Member of the Madhya Pradesh Legislative Assembly
- Incumbent
- Assumed office 2021
- Preceded by: Brajendra Singh Rathore
- Constituency: Prithvipur

Personal details
- Party: Bharatiya Janata Party
- Other political affiliations: Samajwadi Party (until 2021)
- Education: Allahabad University
- Profession: Politician

= Shishupal Yadav =

Indian politician

Shishupal Yadav is a member of the Madhya Pradesh Legislative Assembly in India. He was elected from Prithvipur constituency as a member of Bharatiya Janata Party in 2021.

==Early life==
Shishupal Yadav hails from Uttar Pradesh.

== Political career ==
Yadav contested as a Samajwadi Party (SP) candidate and lost the 2018 Madhya Pradesh Legislative Assembly election from Prithvipur constituency to Congress candidate Brajendra Singh Rathore.
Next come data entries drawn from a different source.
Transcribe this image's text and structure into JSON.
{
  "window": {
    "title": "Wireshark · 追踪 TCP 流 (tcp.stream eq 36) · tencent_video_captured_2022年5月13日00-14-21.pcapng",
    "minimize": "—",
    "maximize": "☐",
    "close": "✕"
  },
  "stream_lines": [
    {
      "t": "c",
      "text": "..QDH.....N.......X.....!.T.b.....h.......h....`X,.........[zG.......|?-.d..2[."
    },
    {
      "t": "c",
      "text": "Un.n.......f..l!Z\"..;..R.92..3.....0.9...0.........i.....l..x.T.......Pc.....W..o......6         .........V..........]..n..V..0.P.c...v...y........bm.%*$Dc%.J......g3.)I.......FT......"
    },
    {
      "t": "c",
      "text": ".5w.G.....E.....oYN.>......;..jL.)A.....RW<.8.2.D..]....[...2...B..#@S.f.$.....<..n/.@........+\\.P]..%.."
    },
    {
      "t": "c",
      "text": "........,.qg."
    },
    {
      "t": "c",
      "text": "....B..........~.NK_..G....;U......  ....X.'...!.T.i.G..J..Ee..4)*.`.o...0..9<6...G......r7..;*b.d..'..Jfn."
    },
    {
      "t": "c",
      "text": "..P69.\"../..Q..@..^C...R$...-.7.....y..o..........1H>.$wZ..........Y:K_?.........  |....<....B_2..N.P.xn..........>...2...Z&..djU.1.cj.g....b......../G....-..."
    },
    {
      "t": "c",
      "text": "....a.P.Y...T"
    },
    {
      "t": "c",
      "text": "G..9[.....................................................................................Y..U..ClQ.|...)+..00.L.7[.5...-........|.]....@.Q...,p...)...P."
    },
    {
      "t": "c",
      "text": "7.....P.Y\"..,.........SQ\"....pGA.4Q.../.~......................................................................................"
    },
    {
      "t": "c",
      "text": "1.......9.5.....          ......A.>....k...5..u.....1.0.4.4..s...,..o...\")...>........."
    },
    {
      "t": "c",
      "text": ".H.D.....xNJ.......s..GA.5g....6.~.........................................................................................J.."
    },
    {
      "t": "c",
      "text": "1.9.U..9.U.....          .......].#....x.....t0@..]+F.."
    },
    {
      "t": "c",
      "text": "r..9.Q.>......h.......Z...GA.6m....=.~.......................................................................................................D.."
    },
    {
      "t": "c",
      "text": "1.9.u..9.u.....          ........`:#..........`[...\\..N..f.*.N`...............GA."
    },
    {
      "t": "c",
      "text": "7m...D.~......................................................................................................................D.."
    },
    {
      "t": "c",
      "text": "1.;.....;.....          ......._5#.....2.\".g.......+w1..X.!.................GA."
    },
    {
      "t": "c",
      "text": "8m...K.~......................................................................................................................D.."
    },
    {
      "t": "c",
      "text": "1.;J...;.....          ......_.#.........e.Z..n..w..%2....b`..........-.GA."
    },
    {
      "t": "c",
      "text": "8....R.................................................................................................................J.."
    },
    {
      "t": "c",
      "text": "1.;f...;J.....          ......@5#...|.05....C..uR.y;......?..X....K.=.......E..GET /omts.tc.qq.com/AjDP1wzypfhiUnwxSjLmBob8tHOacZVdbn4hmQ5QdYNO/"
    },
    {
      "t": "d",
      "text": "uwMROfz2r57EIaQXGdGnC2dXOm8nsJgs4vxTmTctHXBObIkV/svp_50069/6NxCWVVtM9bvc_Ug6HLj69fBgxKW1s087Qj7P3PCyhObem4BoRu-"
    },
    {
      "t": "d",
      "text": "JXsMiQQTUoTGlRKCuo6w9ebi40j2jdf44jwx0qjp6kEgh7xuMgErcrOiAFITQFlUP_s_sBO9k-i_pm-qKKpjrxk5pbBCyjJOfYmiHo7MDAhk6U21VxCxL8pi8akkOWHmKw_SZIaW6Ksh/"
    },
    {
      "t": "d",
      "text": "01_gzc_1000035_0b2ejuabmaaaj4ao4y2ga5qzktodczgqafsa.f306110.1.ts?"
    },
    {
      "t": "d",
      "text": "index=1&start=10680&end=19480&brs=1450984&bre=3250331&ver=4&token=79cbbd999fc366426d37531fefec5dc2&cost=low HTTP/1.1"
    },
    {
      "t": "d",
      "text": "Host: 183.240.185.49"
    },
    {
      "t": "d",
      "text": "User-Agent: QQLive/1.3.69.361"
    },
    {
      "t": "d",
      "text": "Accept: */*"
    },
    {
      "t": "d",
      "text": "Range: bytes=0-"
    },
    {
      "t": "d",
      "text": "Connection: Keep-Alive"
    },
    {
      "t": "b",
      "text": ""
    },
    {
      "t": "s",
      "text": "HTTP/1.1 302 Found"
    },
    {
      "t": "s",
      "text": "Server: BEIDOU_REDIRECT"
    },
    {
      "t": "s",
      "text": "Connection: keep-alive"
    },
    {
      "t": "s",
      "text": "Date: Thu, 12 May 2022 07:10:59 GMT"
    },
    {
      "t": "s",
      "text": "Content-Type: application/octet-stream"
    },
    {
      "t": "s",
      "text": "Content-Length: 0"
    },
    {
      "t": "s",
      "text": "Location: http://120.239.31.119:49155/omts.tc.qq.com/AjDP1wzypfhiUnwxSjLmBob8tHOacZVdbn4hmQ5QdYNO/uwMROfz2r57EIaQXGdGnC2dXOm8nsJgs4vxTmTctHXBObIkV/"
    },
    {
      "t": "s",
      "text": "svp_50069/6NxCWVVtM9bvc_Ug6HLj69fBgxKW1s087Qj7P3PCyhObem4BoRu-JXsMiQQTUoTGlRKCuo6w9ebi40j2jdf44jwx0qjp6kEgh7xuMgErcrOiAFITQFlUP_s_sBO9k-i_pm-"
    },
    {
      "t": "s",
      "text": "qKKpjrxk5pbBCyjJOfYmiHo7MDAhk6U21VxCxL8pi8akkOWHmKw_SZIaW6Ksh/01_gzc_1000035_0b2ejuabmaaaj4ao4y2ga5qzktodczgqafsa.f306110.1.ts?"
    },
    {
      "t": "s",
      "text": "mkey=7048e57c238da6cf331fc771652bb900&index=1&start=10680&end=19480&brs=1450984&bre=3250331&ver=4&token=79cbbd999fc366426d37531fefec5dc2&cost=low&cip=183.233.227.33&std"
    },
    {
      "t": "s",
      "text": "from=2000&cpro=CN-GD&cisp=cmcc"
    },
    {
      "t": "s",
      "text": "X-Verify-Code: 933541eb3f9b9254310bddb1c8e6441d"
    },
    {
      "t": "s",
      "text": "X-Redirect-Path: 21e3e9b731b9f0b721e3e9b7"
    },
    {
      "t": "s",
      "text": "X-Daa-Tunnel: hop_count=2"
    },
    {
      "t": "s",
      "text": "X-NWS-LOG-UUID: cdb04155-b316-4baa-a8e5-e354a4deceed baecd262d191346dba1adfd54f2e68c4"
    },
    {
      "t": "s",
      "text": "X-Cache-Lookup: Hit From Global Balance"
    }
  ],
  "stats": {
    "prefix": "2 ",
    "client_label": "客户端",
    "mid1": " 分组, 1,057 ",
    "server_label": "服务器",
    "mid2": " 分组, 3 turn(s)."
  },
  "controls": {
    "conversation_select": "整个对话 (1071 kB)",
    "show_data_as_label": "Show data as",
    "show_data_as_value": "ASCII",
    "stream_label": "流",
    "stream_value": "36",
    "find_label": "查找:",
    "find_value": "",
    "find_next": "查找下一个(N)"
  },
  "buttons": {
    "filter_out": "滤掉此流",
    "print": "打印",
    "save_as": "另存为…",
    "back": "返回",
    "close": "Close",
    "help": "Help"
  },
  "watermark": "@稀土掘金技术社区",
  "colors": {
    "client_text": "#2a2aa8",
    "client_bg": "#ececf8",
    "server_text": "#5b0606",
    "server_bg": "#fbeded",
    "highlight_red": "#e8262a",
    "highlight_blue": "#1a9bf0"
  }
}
He later quit SP and joined Bharatiya Janata Party in 2021. He was elected from Prithvipur constituency as a Member of the Legislative Assembly of Madhya Pradesh representing Bharatiya Janata Party in 2021 by-polls, necessitated by the death of Rathore, defeating the Congress candidate Nitendra Singh Rathore, son of Brajendra Singh.